The Alaska natural gas pipeline, expected to be completed in 2023 in the AEO2010 Reference case, is not constructed in the AEO2011 Reference case. This change is a result of increased capital cost assumptions and lower natural gas wellhead prices, which make it uneconomical to proceed with the project over the projection period.

Although net pipeline imports of natural gas from Canada and Mexico decline to lower levels in 2035 in the AEO2011 Reference case than were projected in the AEO2010 Reference case, the cumulative volumes of net imports over the projection period are higher in AEO2011. The higher levels of cumulative net pipeline imports in AEO2011 result largely from a decrease in Canada's domestic consumption of natural gas and an increase in the country's assumed shale gas resources and production.

Total U.S. net imports of LNG in the AEO2011 Reference case are lower than in the AEO2010 Reference case, due in part to less world liquefaction capacity and greater world regasifi cation capacity, as well as increased use of LNG in markets outside North America. For example, spot market purchases of LNG in Europe are expected to displace pipeline gas supplies that are indexed to world oil prices. Lower natural gas prices in the United States are also a contributing factor.

Coal

Although coal remains the leading fuel for U.S. electricity generation, its share of total electricity generation is consistently lower in the AEO2011 Reference case than in the AEO2010 Reference case through about 2023 (but similar thereafter). As a consequence, while still growing in most projection years, total coal production is slightly lower in the AEO2011 Reference case than in the AEO2010 Reference case.
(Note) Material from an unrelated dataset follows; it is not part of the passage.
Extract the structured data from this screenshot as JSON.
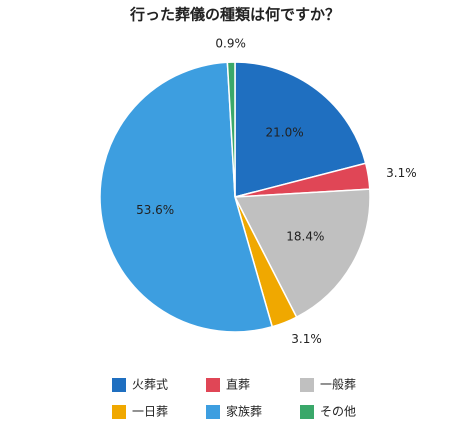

As U.S. coal use grows in the AEO2011 Reference case, domestic coal production increases at an average rate of 0.7 percent per year, from 21.6 quadrillion Btu (1,075 million short tons) in 2009 to 25.8 quadrillion Btu (1,305 million short tons) in 2035. Production from mines west of the Mississippi River trends upward over the entire projection period. Following a substantial decline in output between 2009 and 2015, coal production east of the Mississippi River remains relatively constant from 2015 through 2035. On a Btu basis, 60 percent of domestic coal production originates from States west of the Mississippi River in 2035, up from 50 percent in 2009.
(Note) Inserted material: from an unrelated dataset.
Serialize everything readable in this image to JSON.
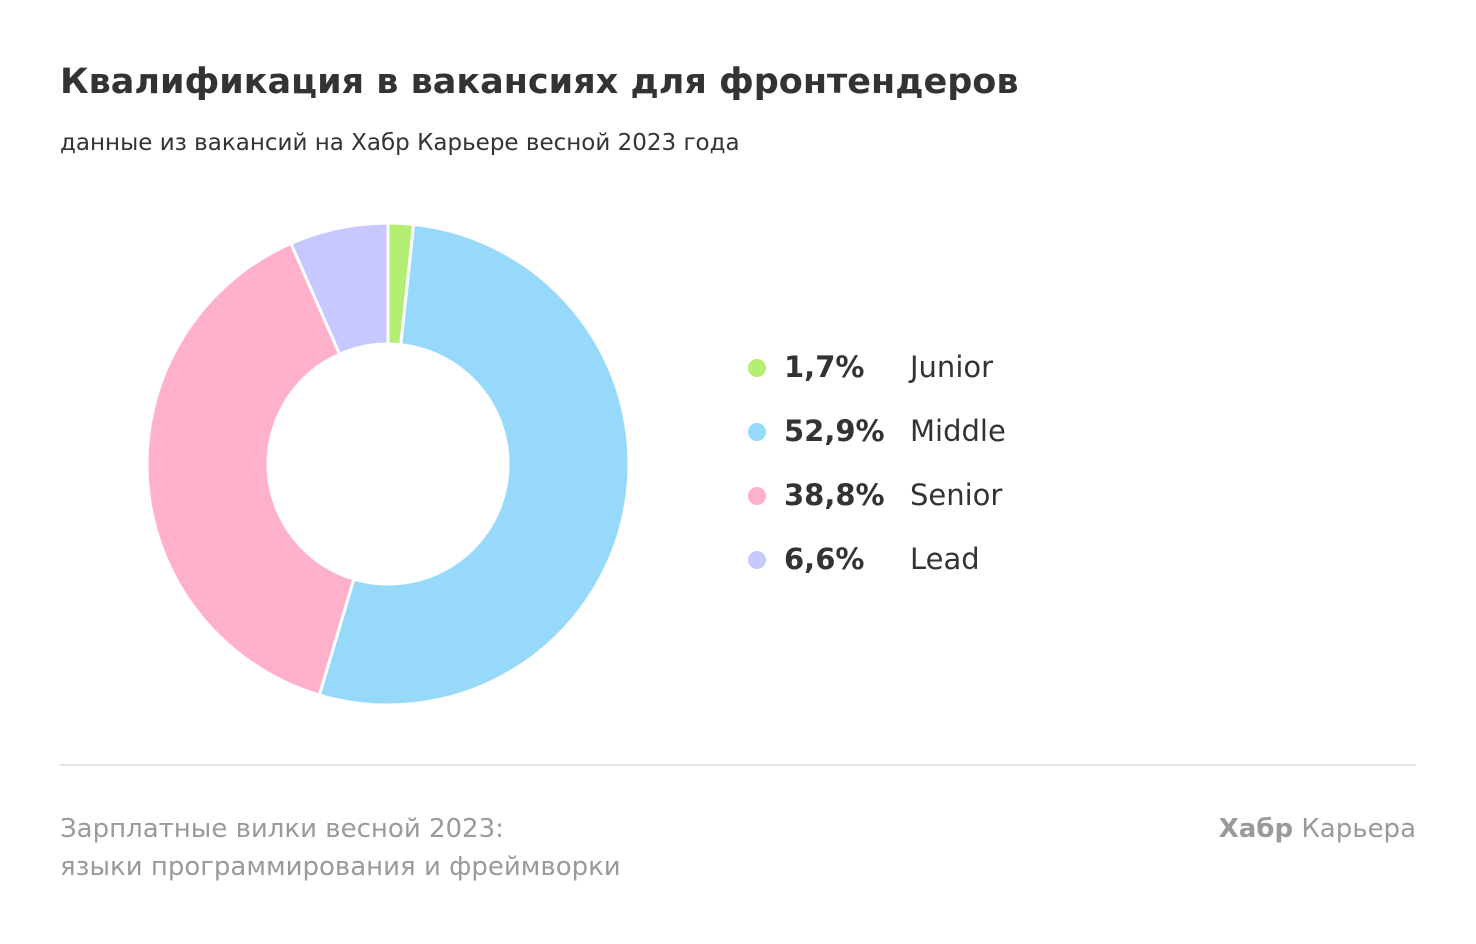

Typically, trends in U.S. coal production are linked to its use for electricity generation, which currently accounts for 93 percent of total coal consumption. Coal consumption in the electric power sector in the AEO2011 Reference case (21.8 quadrillion Btu in 2035) is about 1.3 quadrillion Btu less than in the AEO2010 Reference case (23.1 quadrillion Btu in 2035). For the most part, the reduced outlook for coal consumption in the electricity sector is the result of lower natural gas prices that support increased generation from natural gas in the AEO2011 Reference case.